O Boavista formalizou um pedido urgente de impugnação do leilão de imóveis que inclui o Estádio do Bessa. Esta decisão surge no âmbito da insolvência do clube, conforme confirmado pelo presidente axadrezado, Rui Garrido Pereira. A posição dos responsáveis do Boavista é clara e visa salvaguardar os interesses do clube face a um processo que consideram não refletir a realidade dos bens envolvidos.
Rui Garrido Pereira detalhou a motivação por trás desta ação legal. “O Boavista pediu ao tribunal a intervenção urgente num processo de venda de ativos, onde está incluído o estádio. A posição do clube é simples: o leilão, tal como foi apresentado, não reflete de forma completa a realidade associada aos bens”, vincou em declarações à agência Lusa. O presidente realça a necessidade de transparência e equidade em todo o procedimento. “Num processo deste tipo, é essencial garantir transparência, igualdade entre interessados e confiança no procedimento. O Boavista pede ao tribunal a suspensão/anulação do leilão nos moldes atuais”, acrescentou, reiterando a intenção de suspender o leilão tal como está configurado.
O requerimento foi submetido ao Tribunal de Comércio de Vila Nova de Gaia. O Estádio do Bessa e o complexo desportivo adjacente estão previstos para serem leiloados por um valor mínimo de 32,9 milhões de euros, com o leilão agendado para decorrer entre esta segunda-feira e 20 de maio, sob a intermediação da Leilosoc. Já esta sexta-feira, João Loureiro, antigo presidente do clube portuense, alertou para a presença de abutres do imobiliário
na venda do Bessa, enquanto a claque Panteras Negras já havia tentado, anteriormente, impedir o leilão do estádio. O facto de o leilão, de acordo com o site da leiloeira LEILOSOC Worldwide, ter o seu início agendado para as 9h de 27 de abril, com a licitação do estádio do Bessa a começar nos 31.068.781,72 euros e o Complexo desportivo nos 6.786.75 milhões de euros, mostra a urgência da intervenção do Boavista.

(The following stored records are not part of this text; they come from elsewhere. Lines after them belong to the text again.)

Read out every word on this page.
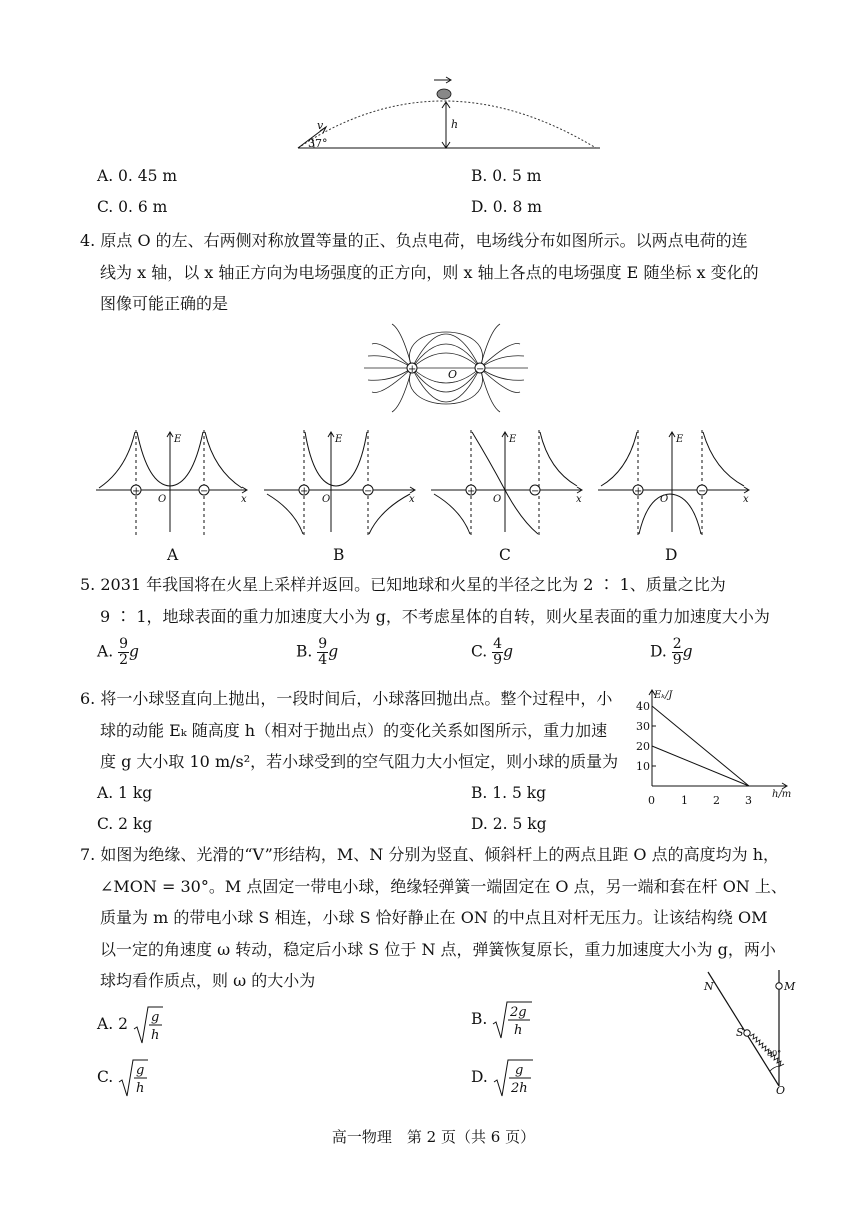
v	h
37°
A. 0. 45 m	B. 0. 5 m
C. 0. 6 m	D. 0. 8 m
4. 原点 O 的左、右两侧对称放置等量的正、负点电荷，电场线分布如图所示。以两点电荷的连
线为 x 轴，以 x 轴正方向为电场强度的正方向，则 x 轴上各点的电场强度 E 随坐标 x 变化的
图像可能正确的是
+	−
O
+	−
E
x
O
+	−
E
x
O
+	−
E
x
O
+	−
E
x
O
A	B	C	D
5. 2031 年我国将在火星上采样并返回。已知地球和火星的半径之比为 2 ∶ 1、质量之比为
9 ∶ 1，地球表面的重力加速度大小为 g，不考虑星体的自转，则火星表面的重力加速度大小为
A. $\frac{9}{2}$ g	B. $\frac{9}{4}$ g	C. $\frac{4}{9}$ g	D. $\frac{2}{9}$ g
6. 将一小球竖直向上抛出，一段时间后，小球落回抛出点。整个过程中，小
球的动能 Eₖ 随高度 h（相对于抛出点）的变化关系如图所示，重力加速
度 g 大小取 10 m/s²，若小球受到的空气阻力大小恒定，则小球的质量为
A. 1 kg	B. 1. 5 kg
C. 2 kg	D. 2. 5 kg
Eₖ/J
h/m
40
30
20
10
0 1 2 3
7. 如图为绝缘、光滑的“V”形结构，M、N 分别为竖直、倾斜杆上的两点且距 O 点的高度均为 h，
∠MON = 30°。M 点固定一带电小球，绝缘轻弹簧一端固定在 O 点，另一端和套在杆 ON 上、
质量为 m 的带电小球 S 相连，小球 S 恰好静止在 ON 的中点且对杆无压力。让该结构绕 OM
以一定的角速度 ω 转动，稳定后小球 S 位于 N 点，弹簧恢复原长，重力加速度大小为 g，两小
球均看作质点，则 ω 的大小为
A. 2 g
h
B. 2g
h
C. g
h
D. g
2h
N	M
S
O
30°
高一物理　第 2 页（共 6 页）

O Estádio do Bessa, reinaugurado em 2003 e um dos palcos do Euro 2004, encontra-se inutilizado desde maio de 2025. Paralelamente a esta situação, o movimento Unidos pelo Boavista
entregou esta semana à Mesa da Assembleia Geral (MAG) um requerimento com 270 assinaturas, solicitando uma AG extraordinária para destituir a direção e nomear uma Comissão Administrativa. Rui Garrido Pereira confirmou a receção do documento, mas sublinhou que a MAG terá de avaliar e validar as assinaturas conforme os estatutos do clube antes de agendar qualquer reunião.
O Boavista, campeão nacional em 2001 e com 11 épocas consecutivas na Liga, enfrentou uma série de reveses. Em 2024/25, o clube desceu à segunda divisão, e a SAD falhou o licenciamento para as competições profissionais e nacionais, sendo administrativamente relegada para o escalão principal da associação do Porto. Atualmente, a SAD joga como anfitriã no Parque Desportivo de Ramalde, a mais de dois quilómetros do Estádio do Bessa, e já desceu à segunda divisão distrital, enfrentando ainda sete impedimentos de inscrição de novos futebolistas junto da FIFA. A direção do Boavista Clube ressalvou, no mesmo dia, que tudo fará para evitar a venda de ativos, o que demonstra a complexidade da situação enfrentada pelo clube.